Wort zum 3. Sonntag nach Ephiphanias – 22.Januar 2017

„Zeichen und Wunder sahen wir geschehen – in längst vergangenen Tagen. Gott wird auch unsere Wege gehen, uns durch das Leben tragen.“

Dienstagmorgen 7.30 Uhr, erste Stunde Religion in der Fachoberschulklasse, Jugendliche und Religion lautet das selbstgewählte Thema. Eine klasseninterne Umfrage ergibt folgendes Ergebnis: Auf die Frage: „Wer glaubt an Gott?“ antworten zwei Schülerinnen mit „Ja“. Auf die Frage: „Wer glaubt an gar nichts?“, antworten fünf Schüler mit „Ja“. Auf die Frage: „Wer glaubt daran, dass es etwas gibt zwischen Himmel und Erde, das mein Leben beeinflusst?“ antworten neun Schülerinnen und Schüler mit „Ja“. Jugendliche sind auf der Suche nach einem Sinn in ihrem Leben.

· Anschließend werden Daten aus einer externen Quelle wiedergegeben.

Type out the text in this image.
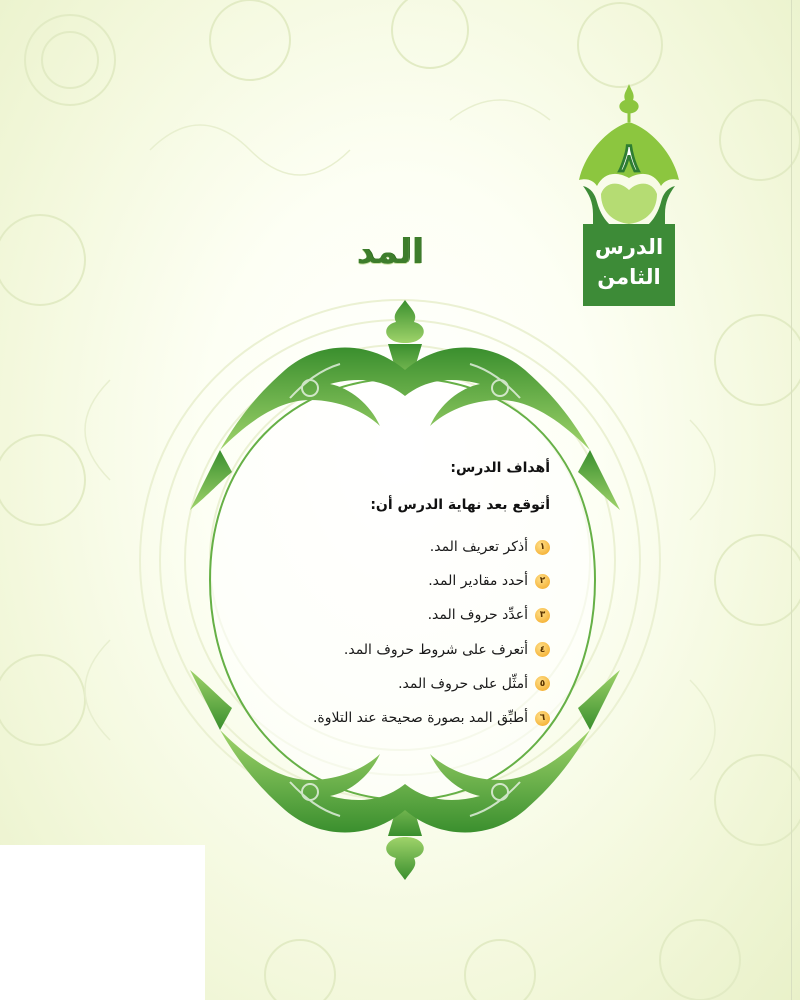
٨
الدرس
الثامن
المد
أهداف الدرس:
أتوقع بعد نهاية الدرس أن:
١
أذكر تعريف المد.
٢
أحدد مقادير المد.
٣
أعدِّد حروف المد.
٤
أتعرف على شروط حروف المد.
٥
أمثِّل على حروف المد.
٦
أطبِّق المد بصورة صحيحة عند التلاوة.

Sie finden den gesuchten Sinn aber heute nicht mehr zwingend in einer Religion oder Kirche, sondern sie entwickeln aus verschiedenen Quellen einen „persönlichen Glauben“. Und doch, auch wenn nur zwei Jugendliche ihren Glauben an Gott bekennen, so gehören doch auch die anderen einer der großen Kirche an. So wie die Mehrheit junger Menschen in Deutschland einer Glaubensgemeinschaft oder Kirche angehört. Konfessionslos sind laut der aktuellen Shell-Jugendstudie nur 23 Prozent der zwölf- bis 25-Jährigen in Deutschland. Doch, Kirche scheint nicht mehr zeitgemäß, spricht nicht die Sprache der Jugendlichen, bleibt verhaftet in alten Strukturen, so die Wahrnehmung der jungen Leute. Glaube an Gott ist ihnen fremd (geworden). Im Johannesevangelium wird Jesus flehentlich vom Hofbeamten gebeten, seinen Sohn zu heilen. Er ist nicht gläubig, dieser königliche Beamte. Er weiß nicht mal richtig, was Jesus lehrt, wer Jesus wirklich ist. Aber er hat etwas gehört, das ihm so verheißungsvoll erscheint, dass er sich auf den Weg macht. Dieser Mensch will in Jesu Nähe sein und er will diese Nähe mitnehmen hinab nach Kapernaum in sein eigenes Leben. Irgendwie von Gott angezogen sein, die Nähe Jesu suchen, Trost und Ruhe und Hoffnung für mein Leben finden. Gestärkt nach Hause zurückgehen – diese Erfahrung wünsche ich nicht nur den Jugendlichen aus der Schulklasse.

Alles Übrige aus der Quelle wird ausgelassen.